Prisoners is a 1982 drama film directed by Peter Werner and starring Tatum O'Neal, Colin Friels and David Hemmings.

For unclear reasons, the film – a U.S.-New Zealand co-production – has never been released. The New Zealand Archive of Film, Television and Sound states that a financial dispute was allegedly the reason for the shelving of the completed film. According to New Zealand film historians Helen Martin and Sam Edwards, "One rumour has it that a relative of one of the actors bought the film to prevent its release."

==Plot==
An American moves his family to New Zealand where he takes charge of a prison in Wellington.

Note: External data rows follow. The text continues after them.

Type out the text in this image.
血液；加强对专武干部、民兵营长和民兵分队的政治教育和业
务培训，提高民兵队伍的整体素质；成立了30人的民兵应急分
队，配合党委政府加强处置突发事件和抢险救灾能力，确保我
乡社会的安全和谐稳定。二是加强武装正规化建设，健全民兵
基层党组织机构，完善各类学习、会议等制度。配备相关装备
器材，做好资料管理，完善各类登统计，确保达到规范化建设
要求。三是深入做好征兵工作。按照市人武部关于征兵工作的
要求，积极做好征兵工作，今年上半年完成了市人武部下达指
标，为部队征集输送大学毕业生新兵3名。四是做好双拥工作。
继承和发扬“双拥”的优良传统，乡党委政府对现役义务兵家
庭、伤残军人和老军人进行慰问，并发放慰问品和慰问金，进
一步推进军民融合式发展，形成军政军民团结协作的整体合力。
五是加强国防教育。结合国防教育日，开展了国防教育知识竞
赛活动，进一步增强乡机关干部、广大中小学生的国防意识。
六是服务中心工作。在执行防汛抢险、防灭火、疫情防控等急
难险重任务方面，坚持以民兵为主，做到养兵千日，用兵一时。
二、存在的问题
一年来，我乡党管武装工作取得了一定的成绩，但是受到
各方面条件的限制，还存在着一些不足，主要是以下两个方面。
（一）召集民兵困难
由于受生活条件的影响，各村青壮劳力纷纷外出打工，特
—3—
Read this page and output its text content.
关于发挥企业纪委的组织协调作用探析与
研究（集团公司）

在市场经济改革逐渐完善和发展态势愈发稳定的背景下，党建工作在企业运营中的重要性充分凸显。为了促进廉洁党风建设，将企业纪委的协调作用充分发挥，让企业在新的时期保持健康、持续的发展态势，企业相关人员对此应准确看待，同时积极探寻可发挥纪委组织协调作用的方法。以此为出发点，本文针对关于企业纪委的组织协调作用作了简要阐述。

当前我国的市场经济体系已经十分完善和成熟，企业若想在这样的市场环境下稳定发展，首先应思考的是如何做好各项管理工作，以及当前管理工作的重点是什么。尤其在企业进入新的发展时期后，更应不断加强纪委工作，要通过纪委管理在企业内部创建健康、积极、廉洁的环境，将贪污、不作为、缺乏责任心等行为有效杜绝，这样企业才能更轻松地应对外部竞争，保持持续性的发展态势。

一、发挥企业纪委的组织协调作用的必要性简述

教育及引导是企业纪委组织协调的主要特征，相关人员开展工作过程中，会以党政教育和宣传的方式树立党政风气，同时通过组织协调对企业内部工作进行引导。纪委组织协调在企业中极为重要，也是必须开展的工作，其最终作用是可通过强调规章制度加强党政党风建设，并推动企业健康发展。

His young daughter begins to have a love affair with one of the prisoners in his charge.

==Cast==
- Tatum O'Neal as Christie
- Colin Friels as Nick
- Shirley Knight as Virginia
- David Hemmings as Wilkens
- Bruno Lawrence as Peeky
- Ralph Cotterill as Holmby
- John Bach as Bodell
- Michael Hurst as Sciano
- Reg Ruka as Monkey
- Rob Jayne as Maslow
- Norman Fairley as Lewitt
- Peter Rowley as Hapstood
- Karl Bradley as Steel
- Richard Moss as Dunham
- Timothy Lee as Watts

==Production==
The film was announced in March 1982. It was to be the first of four films made in New Zealand by 20th Century Fox. The deal for Prisoners was reportedly arranged by Fox executives Michael Nolin and John Davis, son of the new Fox owner, Marvin Davis.

The film was shot in Auckland from 29 June to 14 August 1982. Its budget was approximately $4.2 million.